Sunday, March 10, 2013

Exercise in hypocrisy …

… Anwar al-Awlaki, a U.S. Citizen, in America’s Cross Hairs - NYTimes.com.


… Mr. Barron and Mr. Lederman had produced a definitive denunciation of such reasoning, co-writing a book-length, two-part Harvard Law Review essay in 2008 concluding that the Bush team’s theory of presidential powers that could not be checked by Congress was “an even more radical attempt to remake the constitutional law of war powers than is often recognized.” Then a senator, Mr. Obama had called the Bush theorythat a president could bypass a statute requiring warrants for surveillance “illegal and unconstitutional.”
Not to worry, though:


As they researched the rarely invoked overseas-murder statute, Mr. Barron and Mr. Lederman discovered a 1997 district court decision involving a woman who was charged with killing her child in Japan. A judge ruled that the terse overseas-killing law must be interpreted as incorporating the exceptions of its domestic-murder counterpart, writing, “Congress did not intend to criminalize justifiable or excusable killings.”

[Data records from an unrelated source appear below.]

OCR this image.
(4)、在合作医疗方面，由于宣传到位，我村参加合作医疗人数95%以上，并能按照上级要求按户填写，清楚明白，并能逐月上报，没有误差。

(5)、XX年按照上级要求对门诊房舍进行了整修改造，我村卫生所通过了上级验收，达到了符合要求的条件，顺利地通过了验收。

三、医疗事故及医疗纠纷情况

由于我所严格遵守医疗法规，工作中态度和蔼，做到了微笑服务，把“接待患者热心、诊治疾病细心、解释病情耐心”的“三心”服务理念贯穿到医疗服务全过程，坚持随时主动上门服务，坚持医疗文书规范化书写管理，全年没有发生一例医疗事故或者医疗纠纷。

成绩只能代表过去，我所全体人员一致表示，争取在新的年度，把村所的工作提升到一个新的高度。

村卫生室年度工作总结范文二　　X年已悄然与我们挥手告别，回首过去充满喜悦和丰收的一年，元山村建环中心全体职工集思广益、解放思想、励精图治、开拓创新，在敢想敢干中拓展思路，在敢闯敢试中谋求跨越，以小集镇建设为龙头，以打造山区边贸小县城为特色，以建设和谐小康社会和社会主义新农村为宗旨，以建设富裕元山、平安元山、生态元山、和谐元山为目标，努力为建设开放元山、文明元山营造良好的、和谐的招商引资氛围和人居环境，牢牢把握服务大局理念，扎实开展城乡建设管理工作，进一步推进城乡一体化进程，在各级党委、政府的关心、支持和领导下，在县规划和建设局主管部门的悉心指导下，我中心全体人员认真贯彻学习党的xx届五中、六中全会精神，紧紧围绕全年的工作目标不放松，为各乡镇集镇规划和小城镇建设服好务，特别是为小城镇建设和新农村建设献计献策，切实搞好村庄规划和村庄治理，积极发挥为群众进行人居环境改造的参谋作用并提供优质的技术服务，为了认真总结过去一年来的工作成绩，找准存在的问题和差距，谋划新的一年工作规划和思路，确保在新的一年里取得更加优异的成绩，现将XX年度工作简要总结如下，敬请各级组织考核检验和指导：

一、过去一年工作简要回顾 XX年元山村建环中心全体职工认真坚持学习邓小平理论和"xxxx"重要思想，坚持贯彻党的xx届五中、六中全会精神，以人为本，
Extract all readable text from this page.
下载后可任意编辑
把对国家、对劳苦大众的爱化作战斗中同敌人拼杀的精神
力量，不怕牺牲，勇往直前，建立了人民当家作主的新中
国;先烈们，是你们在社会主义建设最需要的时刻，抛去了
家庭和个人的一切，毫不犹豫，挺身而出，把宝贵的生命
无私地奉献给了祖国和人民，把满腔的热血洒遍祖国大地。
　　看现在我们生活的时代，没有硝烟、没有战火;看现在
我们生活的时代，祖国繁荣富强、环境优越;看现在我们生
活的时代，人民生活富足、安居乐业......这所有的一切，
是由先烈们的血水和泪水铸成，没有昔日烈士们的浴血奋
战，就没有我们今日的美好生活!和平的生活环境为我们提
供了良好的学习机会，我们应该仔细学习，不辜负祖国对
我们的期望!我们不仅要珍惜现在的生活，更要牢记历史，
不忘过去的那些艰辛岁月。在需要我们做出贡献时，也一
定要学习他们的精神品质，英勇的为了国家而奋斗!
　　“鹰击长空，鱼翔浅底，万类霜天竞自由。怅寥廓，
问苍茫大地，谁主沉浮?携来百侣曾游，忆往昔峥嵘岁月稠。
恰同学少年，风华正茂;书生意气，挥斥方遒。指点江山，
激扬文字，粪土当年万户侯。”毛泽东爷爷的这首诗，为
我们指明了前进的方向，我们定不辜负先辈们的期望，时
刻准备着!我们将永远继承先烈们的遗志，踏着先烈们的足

And by arguing that it is not unlawful “murder” when the government kills an enemy leader in war or national self-defense, Mr. Barron and Mr. Lederman concluded that the foreign-killing statute would not impede a strike. They had not resorted to the Bush-style theories they had once denounced of sweeping presidential war powers to disregard Congressionally imposed limitations.
So their theory remained intact, but they arrived at the same conclusion the Bush lawyers had. The question as to the morality of the matter seems to have been of no interest to these fellows unless they could score points on an administration they disapproved of. Nor when an administration they did approve of wanted to do the same thing. All they were interested in then was finding some statutory justification.